第3章 XenServerのホストとリソース プール
3.8. リソースプールデータのエクスポート
注︓
リソースプールデータのエクスポートは、 XenServer Enterprise Editionユー ザー、またはXenApp/XenDesktop権限によりXenServerにアクセスするユーザー が使⽤できます。XenServerの各エディションおよびエディション間のアップグ レードについては、Citrix Webサイトを参照してください。ライセンスについて詳 しくは、 XenServer 7.5 Licensing FAQを参照してください。
[リソースデータのエクスポート]オプションを使⽤すると、リソースプールのリソースデータレ ポートを⽣成し、それをXLSファイルやCSVファイルとしてエクスポートできます。このレポートに は、リソースプール内のサーバー、ネットワーク、ストレージ、仮想マシン、VDI、GPUなど、さま ざまなリソースについての詳細な情報が記述されます。これにより、管理者はCPU、ストレージ、お よびネットワークなどのワークロードに基づいて、リソースの追跡、計画、および割り当てを⾏うこ とができます。
次の表は、このレポートに記述されるリソースおよびリソースデータの⼀覧です。
リソース リソースデータ
サーバー • 名前
• プールマスター
• UUID
• アドレス
• CPU使⽤率
• ネットワーク(平均/最⼤KB/秒)
• 使⽤メモリ
• ストレージ
• アップタイム
• 説明
ネットワーク • 名前
• 接続状態
• MAC
• MTU
• VLAN
• 種類
• 場所
VDI • 名前
• 種類
• UUID
• サイズ
• ストレージ
• 説明
ストレージ • 名前
• 種類
• UUID
• サイズ
• 場所
• 説明
リソース リソースデータ
仮想マシン • 名前
• 電源状態
• 実⾏サーバー
• アドレス
• MAC
• NIC
• オペレーティングシステム
• ストレージ
• 使⽤メモリ
• CPU使⽤率
• UUID
• アップタイム
• テンプレート
• 説明
GPU 注︓GPUに関する情報は、GPUを搭載した
XenServerホストでのみ記述されます。
• 名前
• サーバー
• PCIバスのパス
• UUID
• 使⽤電⼒
• 温度
• 使⽤メモリ
• コンピュータ使⽤率
3.8.1. リソースデータをエクスポートするには
1. XenCenterのナビゲーションペインで[インフラストラクチャ]をクリックし、リソースプール をクリックします。
2.
[プール]メニューをクリックし、[リソースデータのエクスポート]を選択します。
3. レポートの保存先を指定して、[保存]をクリックします。
3.9. ⾼可⽤性
3.9.1. ⾼可⽤性の概要
ネットワークの物理的な切断やXenServerホストのハードウェア障害などにより、ホストが接続不能 になったり停⽌したりすることがあります。⾼可⽤性機能には、これらの障害に備えたり、障害発⽣
時に仮想マシンを安全に回復したりするための⼀連の⾃動化オプションが⽤意されています。

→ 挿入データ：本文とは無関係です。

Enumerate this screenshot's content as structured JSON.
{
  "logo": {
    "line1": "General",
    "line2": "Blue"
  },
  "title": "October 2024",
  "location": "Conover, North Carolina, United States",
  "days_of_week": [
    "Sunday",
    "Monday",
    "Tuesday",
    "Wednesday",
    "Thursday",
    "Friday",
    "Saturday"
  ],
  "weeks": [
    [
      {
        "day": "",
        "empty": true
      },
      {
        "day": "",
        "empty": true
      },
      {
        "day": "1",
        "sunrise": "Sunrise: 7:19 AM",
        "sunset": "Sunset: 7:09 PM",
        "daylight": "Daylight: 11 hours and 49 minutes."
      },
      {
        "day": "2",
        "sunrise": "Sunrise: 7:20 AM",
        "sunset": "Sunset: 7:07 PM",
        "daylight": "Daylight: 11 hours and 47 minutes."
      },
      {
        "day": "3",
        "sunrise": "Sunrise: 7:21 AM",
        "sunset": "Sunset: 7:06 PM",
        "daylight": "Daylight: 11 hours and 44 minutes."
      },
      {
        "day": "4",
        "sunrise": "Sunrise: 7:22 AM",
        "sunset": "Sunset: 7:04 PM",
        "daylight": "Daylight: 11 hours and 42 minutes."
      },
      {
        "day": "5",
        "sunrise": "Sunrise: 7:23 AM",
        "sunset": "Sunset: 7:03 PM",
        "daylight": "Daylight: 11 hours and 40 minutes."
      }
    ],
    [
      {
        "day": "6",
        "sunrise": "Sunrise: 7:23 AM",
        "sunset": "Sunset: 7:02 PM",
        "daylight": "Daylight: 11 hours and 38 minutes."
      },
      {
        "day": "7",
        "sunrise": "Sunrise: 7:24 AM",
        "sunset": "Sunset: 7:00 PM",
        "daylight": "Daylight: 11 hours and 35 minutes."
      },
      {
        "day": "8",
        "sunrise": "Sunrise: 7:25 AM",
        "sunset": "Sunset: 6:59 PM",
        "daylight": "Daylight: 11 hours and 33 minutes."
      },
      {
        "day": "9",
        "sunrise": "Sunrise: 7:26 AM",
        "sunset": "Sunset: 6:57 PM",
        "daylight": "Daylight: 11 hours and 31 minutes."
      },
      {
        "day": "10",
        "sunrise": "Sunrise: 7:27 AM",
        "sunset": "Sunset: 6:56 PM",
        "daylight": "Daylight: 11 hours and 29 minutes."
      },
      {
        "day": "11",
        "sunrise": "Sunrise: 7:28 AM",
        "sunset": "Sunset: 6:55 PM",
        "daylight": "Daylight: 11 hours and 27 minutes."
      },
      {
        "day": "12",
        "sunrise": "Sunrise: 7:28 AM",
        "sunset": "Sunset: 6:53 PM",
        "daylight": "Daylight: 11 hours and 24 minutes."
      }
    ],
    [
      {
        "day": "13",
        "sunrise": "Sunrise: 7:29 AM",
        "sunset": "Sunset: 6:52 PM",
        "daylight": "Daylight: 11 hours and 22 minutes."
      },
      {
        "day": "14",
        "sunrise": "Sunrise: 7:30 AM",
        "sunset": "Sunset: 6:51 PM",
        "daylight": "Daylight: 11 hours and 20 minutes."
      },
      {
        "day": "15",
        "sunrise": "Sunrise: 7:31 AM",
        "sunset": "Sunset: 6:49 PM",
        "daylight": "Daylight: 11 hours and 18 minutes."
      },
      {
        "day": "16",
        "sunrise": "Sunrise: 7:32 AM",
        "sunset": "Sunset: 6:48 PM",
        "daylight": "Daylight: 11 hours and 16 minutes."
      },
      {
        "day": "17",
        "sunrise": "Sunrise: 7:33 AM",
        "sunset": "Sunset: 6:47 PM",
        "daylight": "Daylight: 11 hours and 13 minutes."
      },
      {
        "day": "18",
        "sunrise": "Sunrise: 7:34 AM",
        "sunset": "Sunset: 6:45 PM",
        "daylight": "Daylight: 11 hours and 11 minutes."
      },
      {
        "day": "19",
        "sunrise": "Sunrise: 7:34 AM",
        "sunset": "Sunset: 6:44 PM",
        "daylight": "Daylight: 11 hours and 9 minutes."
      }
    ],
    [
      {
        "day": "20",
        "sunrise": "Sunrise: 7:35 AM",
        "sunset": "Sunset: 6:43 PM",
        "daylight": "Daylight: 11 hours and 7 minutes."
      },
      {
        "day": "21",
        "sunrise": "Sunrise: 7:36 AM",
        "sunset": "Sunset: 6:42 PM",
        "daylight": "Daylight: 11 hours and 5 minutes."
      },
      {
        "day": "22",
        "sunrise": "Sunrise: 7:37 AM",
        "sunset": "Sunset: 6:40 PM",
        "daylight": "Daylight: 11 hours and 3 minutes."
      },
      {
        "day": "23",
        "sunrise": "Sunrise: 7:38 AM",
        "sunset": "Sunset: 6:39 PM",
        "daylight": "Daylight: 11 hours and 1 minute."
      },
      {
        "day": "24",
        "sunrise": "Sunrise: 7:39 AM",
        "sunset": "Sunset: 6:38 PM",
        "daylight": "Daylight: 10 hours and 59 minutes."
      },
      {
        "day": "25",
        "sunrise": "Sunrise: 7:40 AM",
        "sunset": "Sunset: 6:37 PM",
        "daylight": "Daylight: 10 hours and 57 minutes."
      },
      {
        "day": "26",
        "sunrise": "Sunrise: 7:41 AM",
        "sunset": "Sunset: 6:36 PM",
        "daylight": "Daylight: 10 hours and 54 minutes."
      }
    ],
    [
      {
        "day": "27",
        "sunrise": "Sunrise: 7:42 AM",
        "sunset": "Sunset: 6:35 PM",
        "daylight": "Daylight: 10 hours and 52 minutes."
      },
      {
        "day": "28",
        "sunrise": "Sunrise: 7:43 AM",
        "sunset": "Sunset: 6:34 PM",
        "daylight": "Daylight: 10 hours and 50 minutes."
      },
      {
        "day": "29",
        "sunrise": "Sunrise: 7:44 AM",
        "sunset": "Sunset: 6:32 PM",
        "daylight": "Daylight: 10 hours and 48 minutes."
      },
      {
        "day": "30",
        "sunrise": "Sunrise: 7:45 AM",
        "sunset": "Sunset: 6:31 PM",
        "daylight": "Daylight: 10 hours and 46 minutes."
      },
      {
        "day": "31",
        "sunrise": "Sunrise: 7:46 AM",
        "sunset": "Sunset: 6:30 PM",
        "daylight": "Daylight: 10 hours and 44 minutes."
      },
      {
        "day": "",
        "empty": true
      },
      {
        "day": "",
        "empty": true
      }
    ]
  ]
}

⾼可⽤性を有効にすると、ホストが到達不能になったり動作が不安定になったりした場合に、そのホ スト上で実⾏されている仮想マシンがシャットダウンされ、ほかのホスト上で再起動されます。これ により、仮想マシンが(⼿作業または⾃動的に)ほかのホスト上で起動した後に元のホストが障害か
ら回復して、同じ仮想マシンが2つのホスト上で動作して仮想マシンディスクが破損するという問題 を避けることができます。
また、プールマスタに障害が発⽣したり通信できなくなったりした場合に、⾼可⽤性によりプールの 管理機能が⾃動的に復元されます。

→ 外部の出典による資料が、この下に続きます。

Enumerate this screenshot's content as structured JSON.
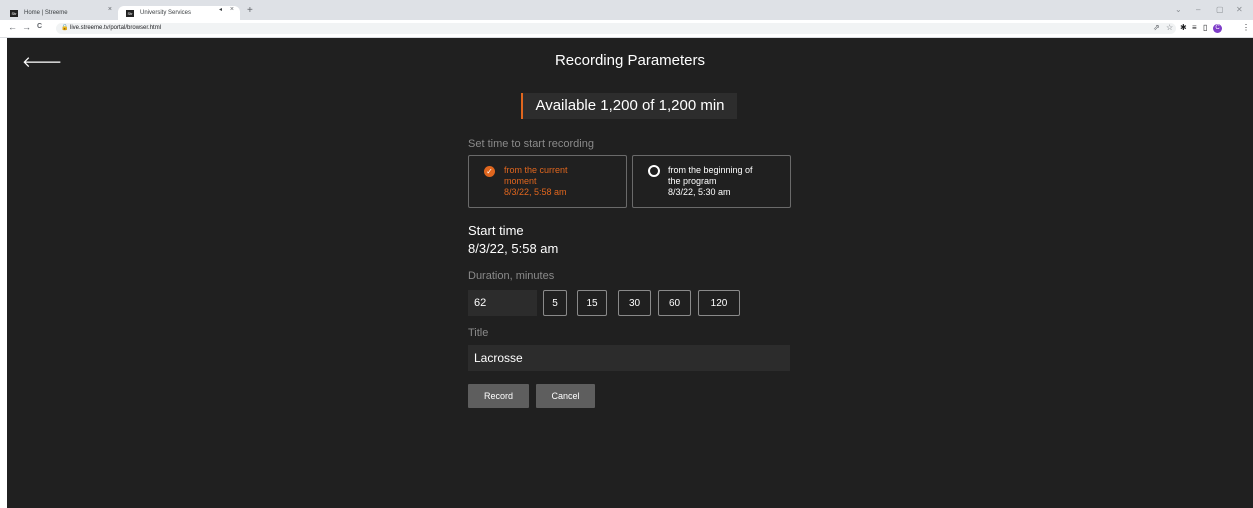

さらに、仮想マシンの再起動プロセスを⾃動化して、常に最適なホストが選択されるように設定する こともできます。複数の仮想マシンが特定の順番で起動して、特定の仮想マシン上のサービスが起動 してからほかの仮想マシンが起動するようにスケジュールを設定することもできます。これにより、
たとえばSQLサーバーよりもDHCPサーバーが先に起動するように設定できます。
警告︓
⾼可⽤性機能は、マルチパス化したストレージおよびネットワークボンディングと
⼀緒に使⽤するように設計されています。これらの機能を設定してから、⾼可⽤性 を有効にする必要があります。マルチパス化したストレージとネットワークボン ディングを使⽤しない場合、インフラストラクチャでの問題発⽣時にホストが予期 せず再起動されることがあります(⾃⼰隔離)。
3.9.1.1. オーバーコミット
設定したフェイルオーバートレランス数に達して、実⾏中の仮想マシンをほかのホスト上で再起動で きない場合、そのリソースプールはオーバーコミット状態とみなされます。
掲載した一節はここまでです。